Pension Input Periods – beware the Annual Allowance (AA) reduction
The pension Annual Allowance (AA) reduction announced in the Autumn Statement has given rise to some important considerations for people making contributions this calendar year. Strange as it seems, the year in which you receive tax relief and the year in which you are tested against the AA are not always the same, which can occasionally cause issues.
Anyone contributing to pensions would no doubt be under the impression that a contribution paid to their personal pension on 2 May 2013 would count against the 2013/14 AA of £50,000. However for many individuals, this is not the case. This is because contributions are tested against the AA for the year in which the pension scheme’s year ends, which is defined by its ‘Pension Input Period’.

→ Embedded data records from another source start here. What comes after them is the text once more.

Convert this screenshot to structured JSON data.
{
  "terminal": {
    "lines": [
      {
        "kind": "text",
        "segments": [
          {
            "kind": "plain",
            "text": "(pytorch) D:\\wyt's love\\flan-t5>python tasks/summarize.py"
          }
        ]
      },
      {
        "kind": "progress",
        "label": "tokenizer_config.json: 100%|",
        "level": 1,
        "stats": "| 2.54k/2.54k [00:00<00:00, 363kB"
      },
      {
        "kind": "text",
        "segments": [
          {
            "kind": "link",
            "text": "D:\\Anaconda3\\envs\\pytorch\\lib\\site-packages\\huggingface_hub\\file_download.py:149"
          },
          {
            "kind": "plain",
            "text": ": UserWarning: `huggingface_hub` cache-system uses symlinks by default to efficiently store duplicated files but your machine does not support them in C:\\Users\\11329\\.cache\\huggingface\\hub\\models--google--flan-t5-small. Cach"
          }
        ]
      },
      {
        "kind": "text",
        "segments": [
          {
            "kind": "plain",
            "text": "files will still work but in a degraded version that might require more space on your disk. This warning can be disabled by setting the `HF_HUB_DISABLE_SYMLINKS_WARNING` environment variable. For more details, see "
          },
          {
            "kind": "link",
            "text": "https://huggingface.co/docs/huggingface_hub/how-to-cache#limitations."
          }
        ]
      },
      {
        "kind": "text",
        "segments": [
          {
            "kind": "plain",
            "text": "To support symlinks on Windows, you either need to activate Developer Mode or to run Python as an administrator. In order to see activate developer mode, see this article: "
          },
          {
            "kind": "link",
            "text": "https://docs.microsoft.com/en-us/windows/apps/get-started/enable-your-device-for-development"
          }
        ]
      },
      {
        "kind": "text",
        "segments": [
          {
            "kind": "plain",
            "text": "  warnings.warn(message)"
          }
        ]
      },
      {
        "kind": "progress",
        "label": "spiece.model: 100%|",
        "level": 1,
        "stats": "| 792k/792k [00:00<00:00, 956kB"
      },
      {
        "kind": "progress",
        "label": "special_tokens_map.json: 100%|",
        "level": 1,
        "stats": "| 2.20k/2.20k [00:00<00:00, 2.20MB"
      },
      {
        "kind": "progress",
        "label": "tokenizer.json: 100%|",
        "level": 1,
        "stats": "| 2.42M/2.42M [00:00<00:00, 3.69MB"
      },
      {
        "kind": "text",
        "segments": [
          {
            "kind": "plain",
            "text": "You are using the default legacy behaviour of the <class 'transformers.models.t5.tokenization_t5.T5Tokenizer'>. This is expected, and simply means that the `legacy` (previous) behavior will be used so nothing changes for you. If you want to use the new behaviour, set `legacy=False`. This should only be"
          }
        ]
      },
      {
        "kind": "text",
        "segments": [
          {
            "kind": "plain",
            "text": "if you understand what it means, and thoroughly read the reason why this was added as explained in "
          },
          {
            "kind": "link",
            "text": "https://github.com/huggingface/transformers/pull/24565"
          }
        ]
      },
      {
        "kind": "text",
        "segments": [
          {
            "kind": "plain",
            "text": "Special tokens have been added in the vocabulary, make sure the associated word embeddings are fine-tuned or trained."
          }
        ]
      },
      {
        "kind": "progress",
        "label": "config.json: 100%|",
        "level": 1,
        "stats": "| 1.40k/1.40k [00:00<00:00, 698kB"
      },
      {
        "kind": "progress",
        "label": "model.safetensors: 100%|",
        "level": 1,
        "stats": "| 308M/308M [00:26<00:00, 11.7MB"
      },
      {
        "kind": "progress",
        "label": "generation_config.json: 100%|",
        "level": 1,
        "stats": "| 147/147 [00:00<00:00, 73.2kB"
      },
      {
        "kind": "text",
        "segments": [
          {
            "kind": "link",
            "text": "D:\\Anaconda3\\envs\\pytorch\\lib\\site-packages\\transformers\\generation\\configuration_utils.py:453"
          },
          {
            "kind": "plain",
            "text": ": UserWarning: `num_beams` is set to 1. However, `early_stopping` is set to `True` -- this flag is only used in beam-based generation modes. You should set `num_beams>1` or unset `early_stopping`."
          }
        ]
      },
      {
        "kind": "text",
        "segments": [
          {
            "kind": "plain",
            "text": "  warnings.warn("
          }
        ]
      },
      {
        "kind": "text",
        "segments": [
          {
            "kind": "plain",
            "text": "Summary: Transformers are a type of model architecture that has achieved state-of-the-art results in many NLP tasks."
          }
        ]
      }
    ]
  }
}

Historically, Pension Input Periods have not always ended on 5 April (i.e. the end of the tax year). A number of pension providers chose to run their Pension Input Periods from the date of the first contribution post A-day (6th April 2006), which means a plan which was receiving pension contributions on 1st of each month could automatically have a Pension Input Period running from 1 May to 30 April each year. In circumstance described above, the pension contribution on 2 May 2013 (although tax-relievable against income in 2013/14) would count against the reduced £40,000 Annual Allowance in 2014/15.
This can be resolved with careful planning, but those not receiving professional advice currently may wish to consider this if they, or their employer, intend to make large pension contributions.